Bastante me he quejado del director venido a menos durante los últimos años, así que no voy a hacer leña del árbol caído, pero los usuarios de
IMDB han preferido ser menos comedidos, y no sólo han atacado con fiereza al otrora interesante director, sino que se han ensañado con quien parece ser la estrella de la película: no Will Smith, sino su hijo,
Jaden. En el foro de la citada página le dicen poquito y bueno, pero
los encendidos comentarios coinciden en que el ya no tan pequeño Jaden no es un buen actor. Recuerdo que a mí me gustó bastante en la nueva versión de
The Karate Kid de hace unos años, pero como no he visto
After Earth, no puedo juzgar. A estas críticas se añade la percepción de que este film no es sino un
vanity project de la familia Smith (que produce y protagoniza la cinta), lo que parece no haberle sentado bien a la gente. (A la gente que sabe que la familia Smith ha producido la película, claro, que probablemente no es la mayoría del público.)
No sólo
After Earth ha sido incapaz de generar una cantidad de dinero respetable el fin de semana de su estreno, sino que ha sido superada por el estreno de
Now You See Me, que debo decir parece mucho más interesante. Y no sólo eso, sino que ambos estrenos han sido aplastados por una película que no sólo está en su segundo fin de semana (y que se merendó a
The Hangover III el fin de semana de su estreno), sino que es la
quinta secuela en una franquicia cuyo éxito sigue sorprendiéndome cada vez que regresa a las pantallas:
Fast & Furious. Yo no sé si a la gente le gustan los coches molones o el cráneo afeitado de
Vin Diesel, pero
Fast & Furious 6 lleva ya recaudados unos 170 millones de dólares y aún le queda gasolina de sobra en el depósito. ¿Will Smith derrotado por Vin Diesel? ¿Quién habría podido predecir esta situación?

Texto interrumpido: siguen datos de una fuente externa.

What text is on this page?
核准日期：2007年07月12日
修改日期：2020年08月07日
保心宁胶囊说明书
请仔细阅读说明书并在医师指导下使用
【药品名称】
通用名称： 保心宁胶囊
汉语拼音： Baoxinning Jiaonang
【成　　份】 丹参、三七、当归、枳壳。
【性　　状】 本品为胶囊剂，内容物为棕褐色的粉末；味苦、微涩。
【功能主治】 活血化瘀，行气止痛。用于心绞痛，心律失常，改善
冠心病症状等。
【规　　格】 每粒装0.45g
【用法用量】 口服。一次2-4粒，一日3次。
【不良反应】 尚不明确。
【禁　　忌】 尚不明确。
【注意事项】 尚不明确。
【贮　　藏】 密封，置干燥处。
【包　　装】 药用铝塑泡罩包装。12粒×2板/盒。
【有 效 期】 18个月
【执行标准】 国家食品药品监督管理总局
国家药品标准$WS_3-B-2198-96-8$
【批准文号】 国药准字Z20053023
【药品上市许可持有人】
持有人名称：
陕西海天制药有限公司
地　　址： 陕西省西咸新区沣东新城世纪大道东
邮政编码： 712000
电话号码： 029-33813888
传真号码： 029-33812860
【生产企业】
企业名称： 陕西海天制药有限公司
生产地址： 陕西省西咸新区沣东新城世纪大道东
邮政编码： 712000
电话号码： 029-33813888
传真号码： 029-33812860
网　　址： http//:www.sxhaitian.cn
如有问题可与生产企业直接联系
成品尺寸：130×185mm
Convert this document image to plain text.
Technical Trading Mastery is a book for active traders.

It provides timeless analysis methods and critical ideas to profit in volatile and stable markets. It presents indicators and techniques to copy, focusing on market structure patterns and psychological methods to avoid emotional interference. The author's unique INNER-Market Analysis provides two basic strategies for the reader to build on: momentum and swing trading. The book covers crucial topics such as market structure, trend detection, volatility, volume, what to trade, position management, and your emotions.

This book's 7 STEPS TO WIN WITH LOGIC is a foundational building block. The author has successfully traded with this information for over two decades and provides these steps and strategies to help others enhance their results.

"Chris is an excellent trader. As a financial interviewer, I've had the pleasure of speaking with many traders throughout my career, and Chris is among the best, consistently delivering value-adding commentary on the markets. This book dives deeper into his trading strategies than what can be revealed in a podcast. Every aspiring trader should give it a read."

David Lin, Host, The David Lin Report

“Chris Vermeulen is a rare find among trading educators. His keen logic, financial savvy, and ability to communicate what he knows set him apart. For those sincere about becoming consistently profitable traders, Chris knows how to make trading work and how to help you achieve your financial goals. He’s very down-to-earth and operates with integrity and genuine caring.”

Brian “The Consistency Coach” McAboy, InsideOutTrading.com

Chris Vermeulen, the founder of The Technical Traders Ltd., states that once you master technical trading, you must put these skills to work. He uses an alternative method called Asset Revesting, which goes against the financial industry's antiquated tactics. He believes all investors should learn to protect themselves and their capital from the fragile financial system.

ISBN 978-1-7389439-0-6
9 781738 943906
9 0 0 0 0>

En fin: que no sé qué catástrofe es peor o más inesperada: la derrota de Will Smith, la nueva decepción de M. Night Shyamalan, el dinero que
After Earth les va a hacer perder a todos, o en persistente y contumaz éxito de los autos locos de Vin Diesel. Y la cosa es que casi me alegro por el señor Diesel. A fin de cuentas, con un apellido como el suyo, su triunfo en una franquicia automovilística era sólo cuestión de tiempo.